Valve’s “fake Windows Linux device that just runs Windows games without paying Microsoft money – how is this not a violation of Windows TOS”
Valve uses a build of WINE called Proton, not Windows. Microsoft's TOS terms apply to Windows. They don't have anything to do with software that's simply able to run the same binaries.
EDIT: Ah, I looked at your comment history, and it appears to just be trolling, so I assume that this wasn't a serious question.
Trolling? No. What part of my history makes you think that?
Wine (and by extension, Proton) is simulating a Windows install with no Microsoft license. How is this not a clear violation of Microsoft’s TOS? I can see if you are just using it personally how it can be a grey area, but VALVE IS USING IT PROFESSIONALLY, INCLUDED WITH THEIR INSTALL, FOR PROFIT. Microsoft should sue the fuck out of them.
If you think that’s a troll, you have issues with reality. You can’t just create your own version of Windows (even one like Wine) without repercussions. Get over yourself.
Putting a bunch of APIs together in such a way as to create an entire copyrighted OS inside of another one 100% should be.
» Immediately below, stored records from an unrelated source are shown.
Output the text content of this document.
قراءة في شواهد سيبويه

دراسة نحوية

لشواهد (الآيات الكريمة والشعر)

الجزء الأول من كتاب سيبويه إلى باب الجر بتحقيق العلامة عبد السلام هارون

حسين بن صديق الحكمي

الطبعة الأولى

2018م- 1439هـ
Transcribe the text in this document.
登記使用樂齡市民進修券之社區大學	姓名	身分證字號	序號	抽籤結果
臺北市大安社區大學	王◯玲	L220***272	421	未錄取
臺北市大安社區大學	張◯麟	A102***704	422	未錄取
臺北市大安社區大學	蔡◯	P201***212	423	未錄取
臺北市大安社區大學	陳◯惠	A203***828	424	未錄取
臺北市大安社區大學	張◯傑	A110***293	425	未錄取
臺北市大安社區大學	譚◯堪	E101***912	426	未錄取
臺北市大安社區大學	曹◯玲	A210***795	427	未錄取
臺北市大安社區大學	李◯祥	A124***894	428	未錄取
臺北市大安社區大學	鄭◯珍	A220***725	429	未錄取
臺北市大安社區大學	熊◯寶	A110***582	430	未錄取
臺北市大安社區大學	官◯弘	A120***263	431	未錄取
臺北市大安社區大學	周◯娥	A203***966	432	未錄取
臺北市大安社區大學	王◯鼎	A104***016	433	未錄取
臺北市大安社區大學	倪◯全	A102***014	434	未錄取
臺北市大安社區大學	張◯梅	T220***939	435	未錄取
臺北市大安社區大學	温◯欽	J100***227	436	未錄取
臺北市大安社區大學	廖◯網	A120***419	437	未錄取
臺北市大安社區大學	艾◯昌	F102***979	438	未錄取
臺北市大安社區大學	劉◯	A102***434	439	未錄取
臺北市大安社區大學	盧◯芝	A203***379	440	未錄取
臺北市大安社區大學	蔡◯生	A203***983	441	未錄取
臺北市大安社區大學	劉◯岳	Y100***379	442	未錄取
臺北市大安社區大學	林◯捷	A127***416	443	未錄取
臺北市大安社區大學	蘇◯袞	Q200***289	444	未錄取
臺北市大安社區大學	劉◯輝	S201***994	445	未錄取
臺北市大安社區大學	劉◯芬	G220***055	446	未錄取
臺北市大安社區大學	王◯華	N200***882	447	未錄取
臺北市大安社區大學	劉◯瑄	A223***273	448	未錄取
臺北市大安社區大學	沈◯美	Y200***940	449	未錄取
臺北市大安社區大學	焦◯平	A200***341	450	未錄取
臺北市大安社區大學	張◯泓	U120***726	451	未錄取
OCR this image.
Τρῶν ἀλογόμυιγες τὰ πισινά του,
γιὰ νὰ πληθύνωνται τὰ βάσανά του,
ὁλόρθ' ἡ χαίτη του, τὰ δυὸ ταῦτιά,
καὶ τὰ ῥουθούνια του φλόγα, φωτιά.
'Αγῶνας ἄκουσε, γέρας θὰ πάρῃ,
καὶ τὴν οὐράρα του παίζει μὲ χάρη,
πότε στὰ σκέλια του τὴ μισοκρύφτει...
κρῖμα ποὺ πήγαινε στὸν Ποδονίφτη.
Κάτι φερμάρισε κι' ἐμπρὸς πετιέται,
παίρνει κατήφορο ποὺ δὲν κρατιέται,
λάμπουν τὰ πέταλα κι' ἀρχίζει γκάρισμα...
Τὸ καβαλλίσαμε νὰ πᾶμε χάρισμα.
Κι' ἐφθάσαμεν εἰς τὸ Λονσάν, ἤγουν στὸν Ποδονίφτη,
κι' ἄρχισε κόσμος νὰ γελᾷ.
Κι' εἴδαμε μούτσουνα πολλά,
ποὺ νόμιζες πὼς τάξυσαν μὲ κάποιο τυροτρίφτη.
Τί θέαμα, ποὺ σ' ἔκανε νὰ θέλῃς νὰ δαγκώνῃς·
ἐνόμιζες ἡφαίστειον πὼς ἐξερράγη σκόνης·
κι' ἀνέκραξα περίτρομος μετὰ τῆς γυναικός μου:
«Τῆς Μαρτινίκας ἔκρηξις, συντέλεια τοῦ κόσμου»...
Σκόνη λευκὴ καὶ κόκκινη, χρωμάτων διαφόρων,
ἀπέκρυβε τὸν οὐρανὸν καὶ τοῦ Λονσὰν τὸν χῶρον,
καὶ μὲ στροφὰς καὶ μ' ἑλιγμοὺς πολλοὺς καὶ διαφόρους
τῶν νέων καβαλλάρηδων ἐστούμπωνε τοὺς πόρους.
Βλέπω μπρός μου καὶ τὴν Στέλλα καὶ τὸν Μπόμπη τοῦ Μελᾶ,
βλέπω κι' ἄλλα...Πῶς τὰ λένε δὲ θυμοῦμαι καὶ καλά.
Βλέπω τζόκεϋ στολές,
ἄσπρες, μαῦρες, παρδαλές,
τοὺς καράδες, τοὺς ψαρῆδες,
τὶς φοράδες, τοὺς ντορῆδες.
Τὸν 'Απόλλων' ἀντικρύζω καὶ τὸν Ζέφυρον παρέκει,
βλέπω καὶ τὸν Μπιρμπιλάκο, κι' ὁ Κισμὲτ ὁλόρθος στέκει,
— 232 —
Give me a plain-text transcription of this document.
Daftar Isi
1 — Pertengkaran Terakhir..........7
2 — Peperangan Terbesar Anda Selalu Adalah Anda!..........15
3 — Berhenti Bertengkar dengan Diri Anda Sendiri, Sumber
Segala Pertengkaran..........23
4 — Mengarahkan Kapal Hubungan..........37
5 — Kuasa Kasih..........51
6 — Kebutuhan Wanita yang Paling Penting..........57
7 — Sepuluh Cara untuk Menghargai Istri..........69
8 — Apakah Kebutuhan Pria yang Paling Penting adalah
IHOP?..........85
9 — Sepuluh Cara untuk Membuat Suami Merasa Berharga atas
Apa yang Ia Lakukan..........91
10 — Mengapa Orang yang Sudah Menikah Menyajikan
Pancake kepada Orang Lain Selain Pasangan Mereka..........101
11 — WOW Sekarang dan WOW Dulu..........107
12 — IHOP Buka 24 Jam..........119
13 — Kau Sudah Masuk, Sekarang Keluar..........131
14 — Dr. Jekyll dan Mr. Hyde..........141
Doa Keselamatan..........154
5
You want to make DirectX itself for Linux, fine. But don’t tell me you think putting it and a ton of other Windows libraries together – even ones made “clean” – to run an OS very closely to its target OS (and this isn’t emulation, it’s making your own version of an OS) is not a problem.
Like I said, making Wine and using it casually for a single person isn’t the real issue here. It’s concerning, yes, but when a single user is using it for their own purposes, I think there’s nothing huge to be concerned with. When a major gaming corporation is using it as part of their own software running under a piece of their own hardware for financial gain – really? You don’t see the issue? How has Microsoft not seriously put an end to this already? If Microsoft is giving their blessing to this, they are opening up all sorts of copyright infringement across the board for software of all kinds.
Maybe if your mind is tainted by “Free software is holy and can never be wrong”, you have this idea that it’s fine. Free software is fine on its own as long as it follows a set of ethical and legal rules. Wine is definitely not doing this by allowing Valve to take their fork and making it part of their Switch-like hardware. Valve is specifically going full on Linux to avoid paying Microsoft for the rights to Windows on their machine, and using Wine/Proton to do this is simply wrong, no matter how you look at it.
I cannot believe anyone sees me as in the wrong on this issue. Valve should have pushed harder for native Linux gaming, but they failed, so they should have given up. Instead, they decided to do the wrong thing with something that should have been stopped from day one.